Fischer bereitet Reise vor. Israelische und palästinensische Manager bauen Brücken

BERLIN/NEW YORK dpa/afp ■ Bundesaußenminister Joschka Fischer bereitet sich auf seine nächste Reise in den Nahen Osten vor. Dazu traf er sich gestern in Berlin mit Vertretern des israelischen und palästinensischen Friedenslagers. Zum Gespräch kamen der palästinensische Kultur- und Informationsminister Jassir Abed Rabbo und der ehemalige israelische Justizminister Jossi Beilin. Sie waren sich einig, dass nur durch den Wiederaufbau von Vertrauen und durch Verhandlungen Gewalt und Terror überwunden werden können, teilte das Auswärtige Amt mit.

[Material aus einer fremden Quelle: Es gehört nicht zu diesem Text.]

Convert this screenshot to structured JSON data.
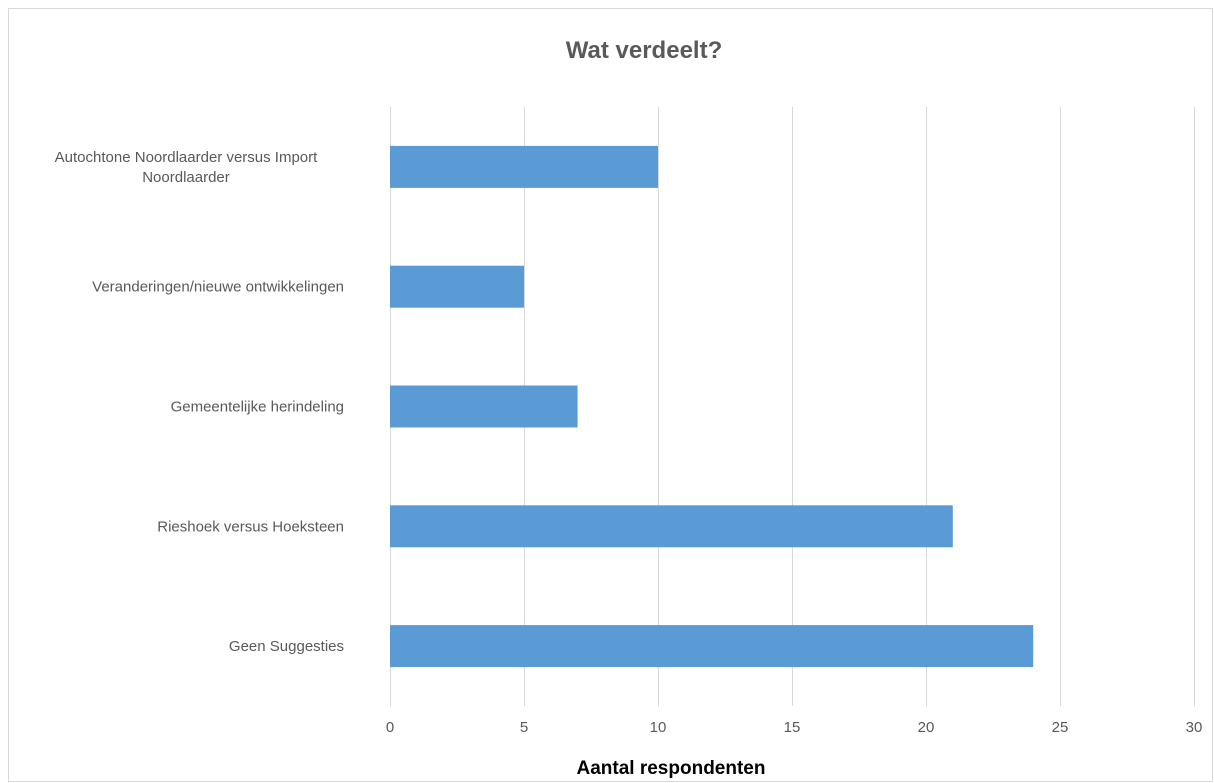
{
  "chart_data": {
    "type": "bar",
    "orientation": "horizontal",
    "title": "Wat verdeelt?",
    "xlabel": "Aantal respondenten",
    "ylabel": "",
    "categories": [
      [
        "Autochtone Noordlaarder versus Import",
        "Noordlaarder"
      ],
      [
        "Veranderingen/nieuwe ontwikkelingen"
      ],
      [
        "Gemeentelijke herindeling"
      ],
      [
        "Rieshoek versus Hoeksteen"
      ],
      [
        "Geen Suggesties"
      ]
    ],
    "values": [
      10,
      5,
      7,
      21,
      24
    ],
    "xlim": [
      0,
      30
    ],
    "xticks": [
      0,
      5,
      10,
      15,
      20,
      25,
      30
    ],
    "grid": true,
    "legend": "none",
    "colors": {
      "bar": "#5b9bd5",
      "grid": "#d9d9d9",
      "text": "#595959",
      "axis_title": "#000000"
    }
  }
}
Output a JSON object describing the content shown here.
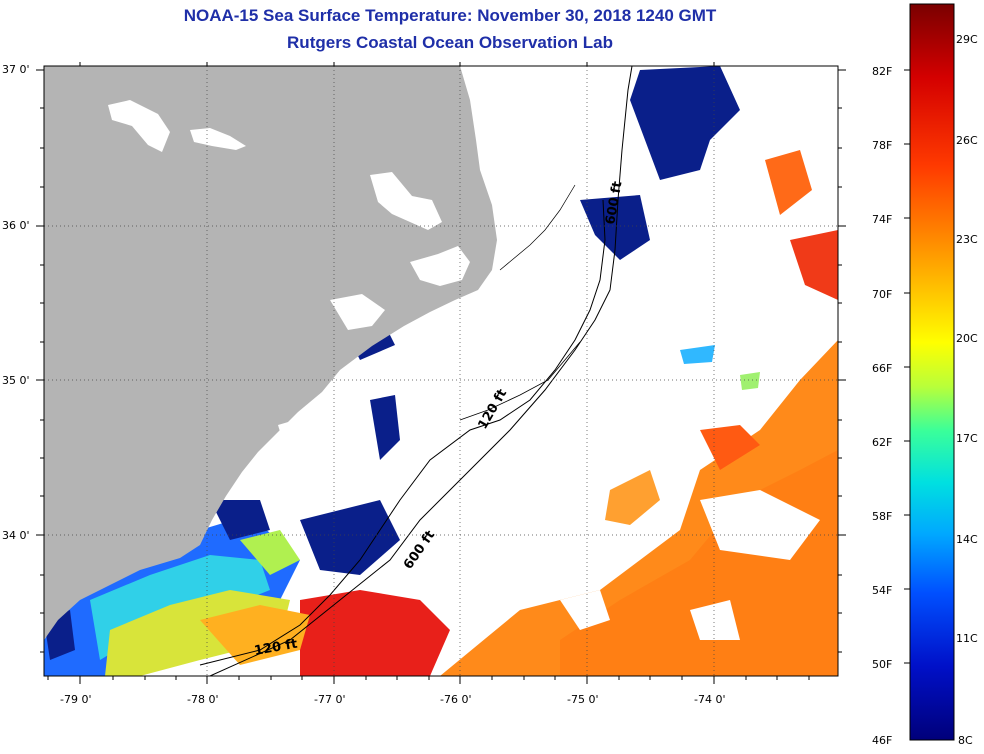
{
  "header": {
    "title": "NOAA-15 Sea Surface Temperature:  November 30, 2018 1240 GMT",
    "subtitle": "Rutgers Coastal Ocean Observation Lab"
  },
  "map": {
    "lat_labels": [
      "37 0'",
      "36 0'",
      "35 0'",
      "34 0'"
    ],
    "lon_labels": [
      "-79 0'",
      "-78 0'",
      "-77 0'",
      "-76 0'",
      "-75 0'",
      "-74 0'"
    ],
    "land_color": "#b4b4b4",
    "cloud_color": "#ffffff",
    "contours": {
      "c120_a": "120 ft",
      "c600_a": "600 ft",
      "c120_b": "120 ft",
      "c600_b": "600 ft"
    }
  },
  "colorbar": {
    "f_labels": [
      "82F",
      "78F",
      "74F",
      "70F",
      "66F",
      "62F",
      "58F",
      "54F",
      "50F",
      "46F"
    ],
    "c_labels": [
      "29C",
      "26C",
      "23C",
      "20C",
      "17C",
      "14C",
      "11C",
      "8C"
    ],
    "colors": [
      "#7a0000",
      "#d40000",
      "#ff3a00",
      "#ff8a00",
      "#ffcc00",
      "#ffff00",
      "#b8ff3a",
      "#3aff9a",
      "#00e0e0",
      "#00a8ff",
      "#0050ff",
      "#0010c8",
      "#00007a"
    ]
  }
}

Friedensbemühungen kommen auch von anderer Seite: Auf dem Weltwirtschaftsforum in New York haben israelische und palästinensische Unternehmensführer trotz der Gewalt im Nahen Osten eine verstärkte Zusammenarbeit angekündigt. Vertreter beider Seiten wollten „sehr bald“ ihre jeweiligen politischen Führer zu Verhandlungen drängen, kündigte der Vorsitzende der israelischen Handelskammer Dan Gillerman an. Er bezeichnete die Einrichtung einer gemeinsamen Arbeitsgruppe als „wichtigstes Ergebnis dieses Treffens“. Die Gruppe werde den Wert von Verhandlungen auch unter erschwerten Bedingungen beweisen, sagte Gillerman auf einer Pressekonferenz mit dem Chef des palästinensischen Energieunternehmens, Walid Nadschjab.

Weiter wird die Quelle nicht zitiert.